To be trapped without meaning in the endless urban sprawl. No horizon. No space. Sky filled with black smoke and the repugnant scent of a distant burning world. The surrounding buildings are claustrophobic and constricting. It is isolating and corroding, clawing your way at the surface of survival in the sprawling city of opportunity. It stretches endlessly in every direction, an inescapable prison of stagnant malaise. There must be salvation somewhere beyond the bottomless pit of despair, but it’s all been a meandering failure. The iridescent shimmer calls with seductive force, a simple trick of the light or perhaps a cosmic invitation. The only way to know for sure is to dig deeper. To tumble fully into the infinite ether with confident desire, to reach towards the stars and pull them into you. The only way out is through.
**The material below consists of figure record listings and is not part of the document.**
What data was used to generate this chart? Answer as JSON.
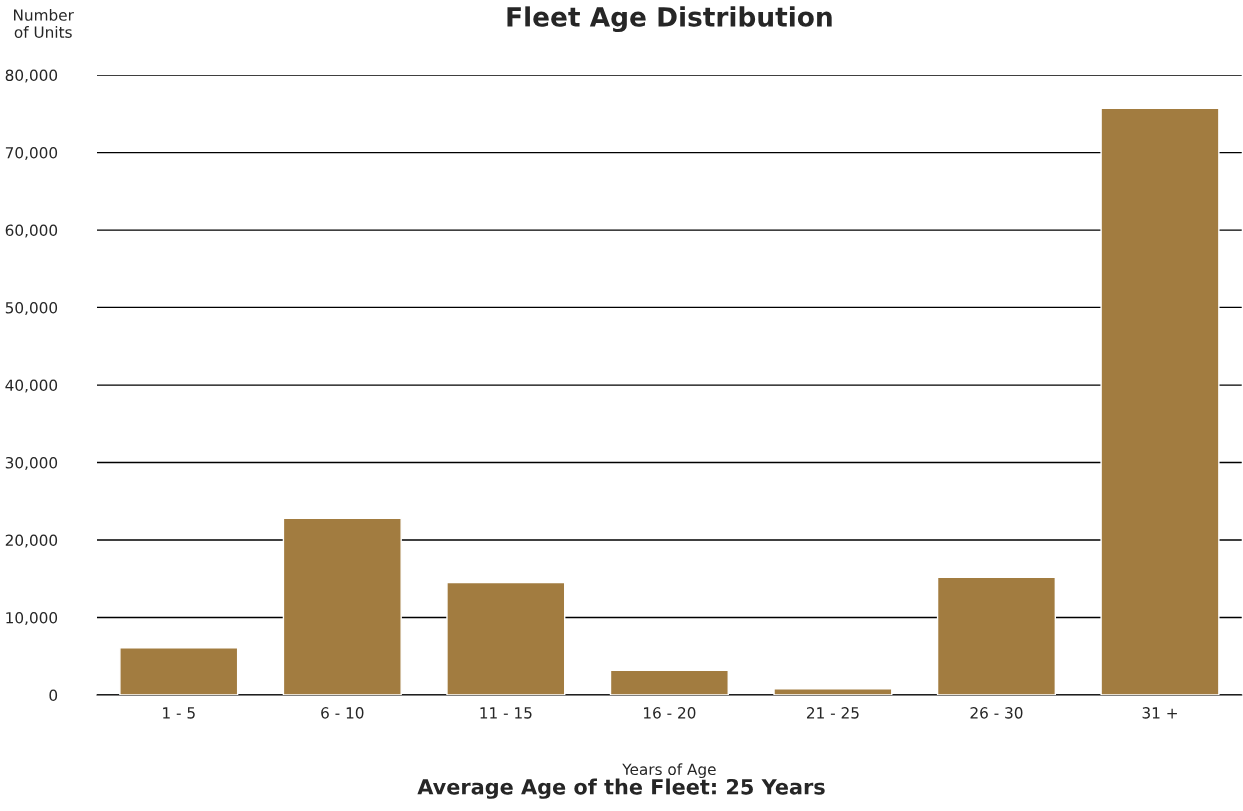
{
  "chart_data": {
    "type": "bar",
    "title": "Fleet Age Distribution",
    "xlabel": "Years of Age",
    "ylabel": "Number\nof Units",
    "categories": [
      "1 - 5",
      "6 - 10",
      "11 - 15",
      "16 - 20",
      "21 - 25",
      "26 - 30",
      "31 +"
    ],
    "values": [
      6100,
      22800,
      14500,
      3200,
      800,
      15200,
      75700
    ],
    "color": "#a27c40",
    "ylim": [
      0,
      80000
    ],
    "yticks": [
      {
        "value": 0,
        "label": "0"
      },
      {
        "value": 10000,
        "label": "10,000"
      },
      {
        "value": 20000,
        "label": "20,000"
      },
      {
        "value": 30000,
        "label": "30,000"
      },
      {
        "value": 40000,
        "label": "40,000"
      },
      {
        "value": 50000,
        "label": "50,000"
      },
      {
        "value": 60000,
        "label": "60,000"
      },
      {
        "value": 70000,
        "label": "70,000"
      },
      {
        "value": 80000,
        "label": "80,000"
      }
    ],
    "grid": "y",
    "annotations": [
      "Average Age of the Fleet: 25 Years"
    ]
  }
}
If we know this to be the circumstances of one’s fragile teetering on the brink of destruction, that this acceptance of delirious psychosis can only end in obliteration of body and soul, then the angle shifts accordingly. As they peer into the void, begging to be consumed entirely by its vice grip just to define some hazy notion of importance, so you will too, tumbling down with them as you are pulled into trying to parse its cryptic ambiguity. You will look for the line as they did, seeking a beautiful cosmic puzzle or finding a shattered abstraction. You will imbue it with meaning but the outcome is deterministic, unchangeable, impossible.
It all feels so hopelessly inevitable, the wanton downward spiral into oblivion. All else has failed. The world is collapsing as we stand on the verge of an imminent apocalypse, just waiting for the moment when a violent flash reduces our meaningless existences to dust. If death is imminent then the need for hesitation is eliminated, worry evaporates, the minutia no longer matters. Lean into the chaos, fall further into the inky black void, maybe at the end of this infinitesimal instant we call existence we will have experienced something meaningful. As a desire to delineate abstraction into resolution increases so does a willful ignorance of the truth, of reality. It all becomes obfuscated under the microscope of derisive bias as the concrete cracks to sand and slips through the fingers.
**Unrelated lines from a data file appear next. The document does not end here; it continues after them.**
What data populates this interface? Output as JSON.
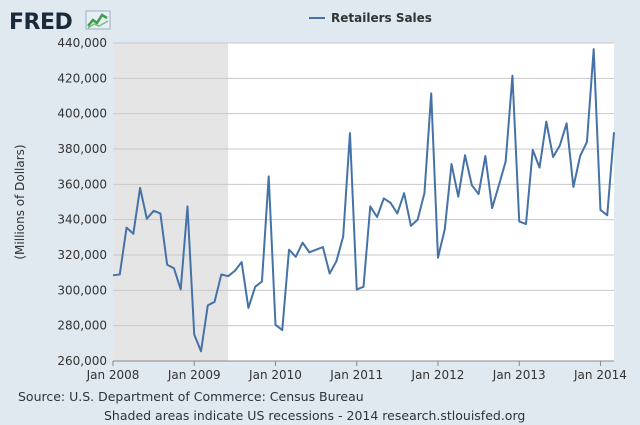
{
  "branding": {
    "logo_text": "FRED"
  },
  "footer": {
    "source_line": "Source: U.S. Department of Commerce: Census Bureau",
    "note_line": "Shaded areas indicate US recessions - 2014 research.stlouisfed.org"
  },
  "colors": {
    "background": "#e1e9f0",
    "plot_background": "#ffffff",
    "recession_shade": "#e5e5e5",
    "series_line": "#4572a7",
    "grid": "#c8c8c8"
  },
  "chart_data": {
    "type": "line",
    "title": "",
    "xlabel": "",
    "ylabel": "(Millions of Dollars)",
    "ylim": [
      260000,
      440000
    ],
    "xlim": [
      "2008-01",
      "2014-03"
    ],
    "grid": true,
    "legend_placement": "top-center",
    "y_ticks": [
      "260,000",
      "280,000",
      "300,000",
      "320,000",
      "340,000",
      "360,000",
      "380,000",
      "400,000",
      "420,000",
      "440,000"
    ],
    "x_ticks": [
      "Jan 2008",
      "Jan 2009",
      "Jan 2010",
      "Jan 2011",
      "Jan 2012",
      "Jan 2013",
      "Jan 2014"
    ],
    "recessions": [
      {
        "start": "2008-01",
        "end": "2009-06"
      }
    ],
    "series": [
      {
        "name": "Retailers Sales",
        "color": "#4572a7",
        "x": [
          "2008-01",
          "2008-02",
          "2008-03",
          "2008-04",
          "2008-05",
          "2008-06",
          "2008-07",
          "2008-08",
          "2008-09",
          "2008-10",
          "2008-11",
          "2008-12",
          "2009-01",
          "2009-02",
          "2009-03",
          "2009-04",
          "2009-05",
          "2009-06",
          "2009-07",
          "2009-08",
          "2009-09",
          "2009-10",
          "2009-11",
          "2009-12",
          "2010-01",
          "2010-02",
          "2010-03",
          "2010-04",
          "2010-05",
          "2010-06",
          "2010-07",
          "2010-08",
          "2010-09",
          "2010-10",
          "2010-11",
          "2010-12",
          "2011-01",
          "2011-02",
          "2011-03",
          "2011-04",
          "2011-05",
          "2011-06",
          "2011-07",
          "2011-08",
          "2011-09",
          "2011-10",
          "2011-11",
          "2011-12",
          "2012-01",
          "2012-02",
          "2012-03",
          "2012-04",
          "2012-05",
          "2012-06",
          "2012-07",
          "2012-08",
          "2012-09",
          "2012-10",
          "2012-11",
          "2012-12",
          "2013-01",
          "2013-02",
          "2013-03",
          "2013-04",
          "2013-05",
          "2013-06",
          "2013-07",
          "2013-08",
          "2013-09",
          "2013-10",
          "2013-11",
          "2013-12",
          "2014-01",
          "2014-02",
          "2014-03"
        ],
        "values": [
          308500,
          309000,
          335500,
          332000,
          358000,
          340500,
          345000,
          343500,
          314500,
          312500,
          300500,
          347500,
          275000,
          265500,
          291500,
          293500,
          309000,
          308000,
          311000,
          316000,
          290000,
          302000,
          305000,
          364500,
          280500,
          277500,
          323000,
          319000,
          327000,
          321500,
          323000,
          324500,
          309500,
          316500,
          330500,
          389000,
          300500,
          302000,
          347500,
          341500,
          352000,
          349500,
          343500,
          355000,
          336500,
          340000,
          355000,
          411500,
          318500,
          334500,
          371500,
          353000,
          376500,
          359500,
          354500,
          376000,
          346500,
          359500,
          373000,
          421500,
          339000,
          337500,
          379500,
          369500,
          395500,
          375500,
          382000,
          394500,
          358500,
          376000,
          384000,
          436500,
          345500,
          342500,
          389500
        ]
      }
    ]
  }
}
Aaron Moorhead and Justin Benson’s twisted phantasmagoria flips and melds the garage science of Primer (2004) with the stoned conspiratorial listlessness of Under the Silver Lake (2018) as they continue to wear their influences with pride, but the Lovecraftian undercurrent of ethereal unknown alongside a Michael Mann-like affinity for the intoxicating magic of Los Angeles pushes their latest effort into a tier above the rest. Rarely formally interested in defining the rules of their universe or in defining a singular understanding of narrative thrust, Something in the Dirt both continues this legacy of dreamy purgatory while inverting back on itself with sharp self-awareness. There is an understanding here of their own pretension, doubled in effect by playing their own protagonists as they create their own rabbit hole of otherworldy discovery tied to an endless trail of manic theorization.
It teeters precariously on the razor thin edge between skepticism and belief without faltering – there is a purity to their complete tacit submission to the ether and there is an enthralling hypnotism that invites you to the same despite its repeated digressions that poke holes through the gritty guerilla documentary façade. It begs you not to believe and yet there’s just enough there that’s tangibly celestial and beyond understanding to make you want to piece it all together yourself. The unknowability of it all is constant, refusing to accept its own place on the dividing line between the impossibility or the inevitability of coincidence.
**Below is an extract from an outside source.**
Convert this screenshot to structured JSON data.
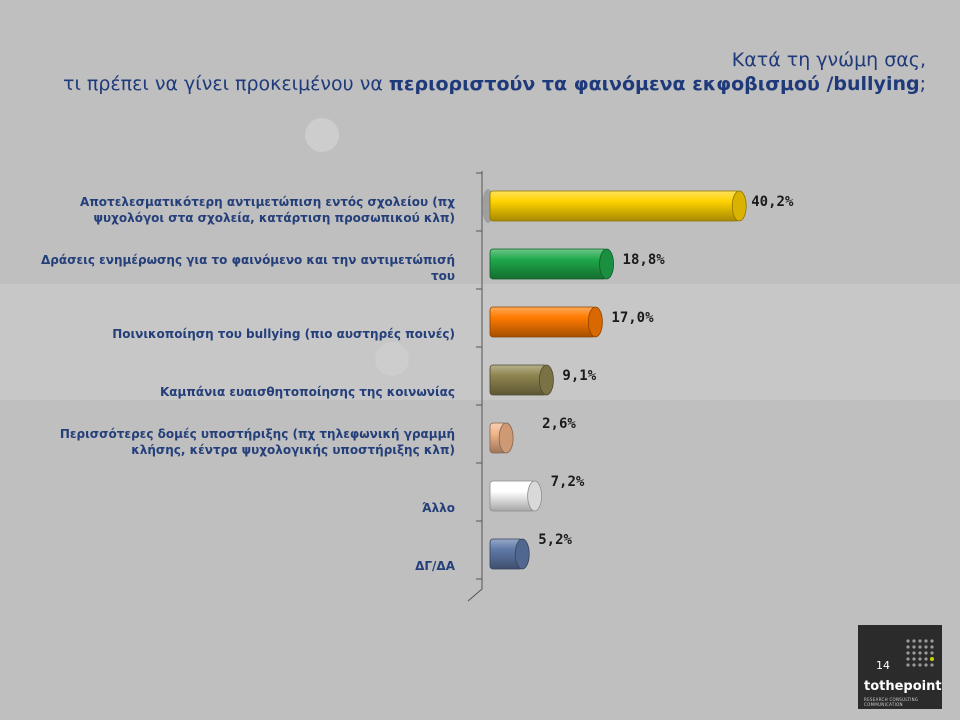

The chillingly precise construction defines its intent with perfect clarity and with continued sincerity, building it up as the radically biased piece that its characters believe it to be while adding a forceful punch of beckoning sonic ambience by experimental project The Album Leaf. As chaos creeps through every winding asphalt detour to converge on one site of collapsing cosmic vortex, the nebulous and impossible magic of L.A. comes alive, and somewhere in the green haze and the knowing acceptance of madness it will feel viscerally real. There has to be something there. Something in the light. Something in the dirt. Do you believe?